Furthermore, stop loss insurance is not protected by the guarantee issue and renewal provisions of the ACA, which apply to traditional healthcare policies.  Since stop loss policies are issued on an annual basis without any guaranteed renewal, an unexpected rise in the healthcare costs at a small firm can lead to much higher premiums the next year or outright cancellation of the stop loss policy.

A shift to self funding may also lead to adverse selection in the broader insurance market for small groups. Firms with younger and healthier workers would likely self fund, while the traditional group market would cover mainly firms with older and less healthy employees.

A widespread increase in self funding would be particularly damaging to the Small Business Health Option (SHOP) exchanges, created by the ACA to provide lower cost policies to small businesses. SHOPs are now operating in most states for firms under 50 FTEs, and their reach may be extended by states in 2016 to firms with 50 to 100 FTEs.

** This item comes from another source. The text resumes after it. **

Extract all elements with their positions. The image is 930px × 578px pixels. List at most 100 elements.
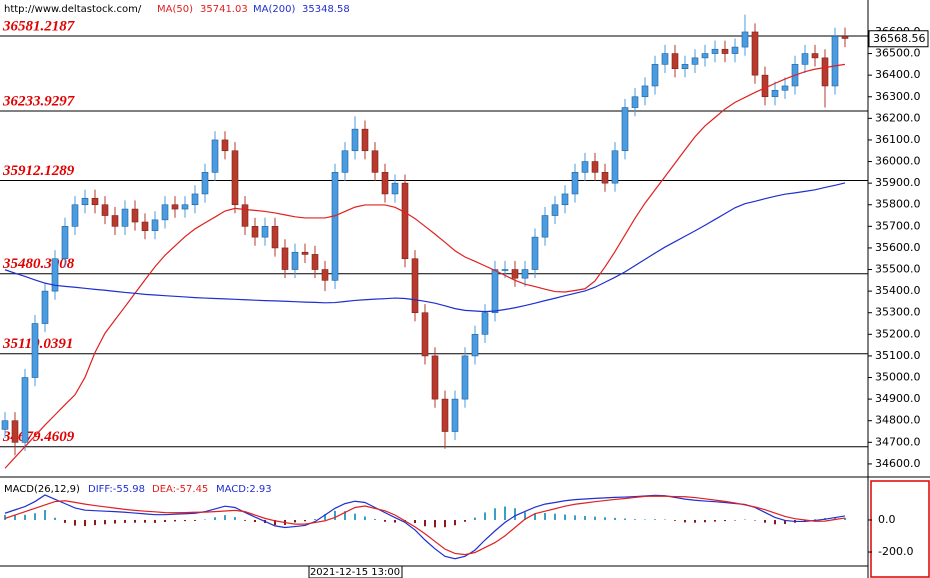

However, without enough healthy employees in their risk pools, the cost of SHOP policies could rise sharply. Although firms with 25 or fewer FTEs are eligible for modest tax credits if they purchase healthcare policies through SHOPs, these credits will expire after 2015.

What can be done to address the risks of increased self funding to Small Firms and to the insurance market for small groups? It is not politically feasible for Congress to pass amendments to ACA that would limit self funding of healthcare plans by small firms.

Under ERISA, states are not permitted to regulate healthcare plans of employers. By contrast, under ERISA, states do retain the power to regulate stop loss insurers. Some states have prohibited stop loss insurers from offering policies to Small Firms; others have banned stop loss policies with very low deductibles.

Under state laws, all stop loss insurers should be required to send to all small firms with self funded healthcare plans a written notice at least 90 days before materially changing a stop loss policy – canceling, not renewing or substantially increasing premiums. These 90 days would allow small firms to find another stop loss insurer or purchase traditional insurance for their healthcare plan.

In theory, small firms could be steered away from self funded plans by SHOP exchanges with attractive group policies. In practice, the deck is stacked against SHOPs. At the very least, the current tax credits available to very small employers for using SHOPs should be made permanent.

In short, the potential for limited the risks of self funding by small firms is heavily constrained by legal and political realities.